The new Twitter API Pro plan provides monthly access to 1 million tweets retrieved and 300,000 tweets published at the app level. It also includes limited access to endpoints for real-time filtered streams (direct access to tweets based on specific criteria) and full archive search for historical tweets. Finally, it adds three App IDs and logs in with Twitter Access.
📣 Calling all startups
Today we’re launching our new access layer, Twitter API Pro!
Experiment, build, and scale your business with 1 million tweets per month, including powerful endpoints filtered/streamed in real time, and full archive search. We look forward to seeing what…

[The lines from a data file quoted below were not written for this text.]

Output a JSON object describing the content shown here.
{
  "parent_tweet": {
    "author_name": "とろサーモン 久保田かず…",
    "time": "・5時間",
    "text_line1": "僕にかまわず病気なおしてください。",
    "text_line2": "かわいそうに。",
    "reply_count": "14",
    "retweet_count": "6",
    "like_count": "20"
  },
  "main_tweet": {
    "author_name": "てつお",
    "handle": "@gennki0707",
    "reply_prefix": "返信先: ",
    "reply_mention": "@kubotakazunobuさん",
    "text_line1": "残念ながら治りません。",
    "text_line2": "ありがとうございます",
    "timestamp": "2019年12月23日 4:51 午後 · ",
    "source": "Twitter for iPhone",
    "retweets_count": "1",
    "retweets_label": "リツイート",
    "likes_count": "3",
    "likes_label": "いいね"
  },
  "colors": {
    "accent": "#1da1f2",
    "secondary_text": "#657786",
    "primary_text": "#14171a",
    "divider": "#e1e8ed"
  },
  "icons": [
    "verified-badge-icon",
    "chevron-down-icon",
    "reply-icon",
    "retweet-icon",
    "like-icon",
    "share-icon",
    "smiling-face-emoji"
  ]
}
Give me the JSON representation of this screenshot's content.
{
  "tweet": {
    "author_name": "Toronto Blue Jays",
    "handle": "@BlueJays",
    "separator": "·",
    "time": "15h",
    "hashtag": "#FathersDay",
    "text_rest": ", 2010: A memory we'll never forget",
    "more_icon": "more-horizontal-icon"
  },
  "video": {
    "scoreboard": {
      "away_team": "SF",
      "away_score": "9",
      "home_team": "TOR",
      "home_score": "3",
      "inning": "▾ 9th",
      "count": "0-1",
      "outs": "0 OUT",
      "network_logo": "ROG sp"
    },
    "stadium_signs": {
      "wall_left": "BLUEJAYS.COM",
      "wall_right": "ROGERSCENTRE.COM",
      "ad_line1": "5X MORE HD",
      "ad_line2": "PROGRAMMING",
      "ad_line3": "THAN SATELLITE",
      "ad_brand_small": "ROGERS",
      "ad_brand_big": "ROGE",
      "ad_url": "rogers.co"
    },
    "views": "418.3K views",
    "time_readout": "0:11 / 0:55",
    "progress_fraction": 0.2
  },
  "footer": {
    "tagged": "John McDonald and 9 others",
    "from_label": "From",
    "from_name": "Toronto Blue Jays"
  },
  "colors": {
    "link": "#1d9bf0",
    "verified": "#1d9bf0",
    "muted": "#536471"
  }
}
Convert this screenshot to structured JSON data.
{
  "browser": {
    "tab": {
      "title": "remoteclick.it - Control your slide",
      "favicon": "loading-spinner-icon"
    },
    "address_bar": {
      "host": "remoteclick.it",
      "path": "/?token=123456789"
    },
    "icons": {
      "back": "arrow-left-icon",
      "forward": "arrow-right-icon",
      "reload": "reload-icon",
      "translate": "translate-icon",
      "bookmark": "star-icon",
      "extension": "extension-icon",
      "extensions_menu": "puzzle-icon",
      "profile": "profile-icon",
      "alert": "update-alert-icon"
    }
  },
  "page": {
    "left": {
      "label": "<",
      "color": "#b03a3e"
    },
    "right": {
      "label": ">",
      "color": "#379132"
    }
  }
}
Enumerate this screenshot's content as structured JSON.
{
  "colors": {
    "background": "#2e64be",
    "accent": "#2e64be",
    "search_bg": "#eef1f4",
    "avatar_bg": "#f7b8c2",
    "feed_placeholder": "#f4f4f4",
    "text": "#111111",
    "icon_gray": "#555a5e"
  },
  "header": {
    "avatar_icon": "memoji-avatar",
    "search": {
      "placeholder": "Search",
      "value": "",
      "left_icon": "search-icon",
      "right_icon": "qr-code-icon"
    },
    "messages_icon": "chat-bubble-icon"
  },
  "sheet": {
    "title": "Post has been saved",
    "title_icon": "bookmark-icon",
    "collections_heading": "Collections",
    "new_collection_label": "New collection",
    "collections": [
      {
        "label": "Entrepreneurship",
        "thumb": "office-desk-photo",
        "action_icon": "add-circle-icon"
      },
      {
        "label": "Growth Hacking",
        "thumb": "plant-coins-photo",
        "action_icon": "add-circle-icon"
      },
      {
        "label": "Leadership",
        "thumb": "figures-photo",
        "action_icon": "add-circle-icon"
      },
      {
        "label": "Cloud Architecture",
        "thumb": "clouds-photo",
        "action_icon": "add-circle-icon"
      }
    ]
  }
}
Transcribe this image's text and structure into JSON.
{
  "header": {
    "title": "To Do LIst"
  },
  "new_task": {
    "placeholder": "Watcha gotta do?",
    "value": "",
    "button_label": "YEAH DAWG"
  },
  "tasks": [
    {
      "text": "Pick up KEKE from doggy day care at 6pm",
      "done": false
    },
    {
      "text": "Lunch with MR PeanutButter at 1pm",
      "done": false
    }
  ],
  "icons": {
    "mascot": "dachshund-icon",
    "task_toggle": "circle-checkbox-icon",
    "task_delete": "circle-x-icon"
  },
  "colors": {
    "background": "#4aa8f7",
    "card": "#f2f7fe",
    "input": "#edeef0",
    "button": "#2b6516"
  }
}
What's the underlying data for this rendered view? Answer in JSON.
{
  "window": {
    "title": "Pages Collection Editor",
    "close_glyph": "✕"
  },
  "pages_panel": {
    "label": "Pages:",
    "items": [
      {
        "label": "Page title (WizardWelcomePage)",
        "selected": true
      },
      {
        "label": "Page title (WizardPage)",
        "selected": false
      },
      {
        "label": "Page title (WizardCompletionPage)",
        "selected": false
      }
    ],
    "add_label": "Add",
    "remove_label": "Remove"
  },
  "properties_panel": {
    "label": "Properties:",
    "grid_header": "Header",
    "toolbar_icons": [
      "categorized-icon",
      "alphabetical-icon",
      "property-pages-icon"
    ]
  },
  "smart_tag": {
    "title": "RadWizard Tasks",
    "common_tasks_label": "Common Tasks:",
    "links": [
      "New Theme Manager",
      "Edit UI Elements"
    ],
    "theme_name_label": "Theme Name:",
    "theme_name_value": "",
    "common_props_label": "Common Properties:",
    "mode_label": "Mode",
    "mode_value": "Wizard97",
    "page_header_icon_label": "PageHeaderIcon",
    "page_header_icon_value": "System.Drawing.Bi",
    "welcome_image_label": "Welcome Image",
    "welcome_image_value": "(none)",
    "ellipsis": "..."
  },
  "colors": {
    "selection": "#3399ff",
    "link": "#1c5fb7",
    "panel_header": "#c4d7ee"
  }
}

– Twitter Dev (@TwitterDev) May 25, 2023
However, the $5,000/mo. Pricing for companies that want to ‘Experiment, Build and Scale’ [their] business” leaves a massive gap between it and $100/month. Basic plan, next level down. The latter offers only a fraction of the access on the Pro plan, leaving small businesses to choose between a tier that may not provide enough for a $100 monthly fee versus the 5000 plan. Dollars exceed the budgets of many startups.
Some users also thought its limitations were too narrow for this price. “That’s cool, but you’ve really killed most Twitter apps by now,” Birdy developer Maxime DuprĂ© said answered for a Twitter ad. “And 5K is still too much for most of us. A 1K plan could make sense…but then again, it’s too late.” Pricing is also unlikely to be beneficial to researchers, to whom the platform is trying to charge tens of thousands of dollars for access.
Twitter’s recent API changes have created a bumpy road for developers who still want access to company data. First, the company effectively killed off most of its third-party customers in January before quietly updating its terms to reflect the change. Then, in February, it announced that it would end free API access, only to delay the move after widespread backlash with the promise that a new, read-only copy of the free tier would still be available for “testing” purposes. (The old version of the free API was cut entirely in April, though Twitter re-enabled it for emergency services in May.) The platform rolled out the initial three tiers of the new API (free, core, and enterprise) in March before adding $5,000 to pros today. class. However, since the company has already alienated many developers who previously relied on its platform, it remains to be seen how effective it will be in attracting new customers — especially small operations — to the expensive new plan.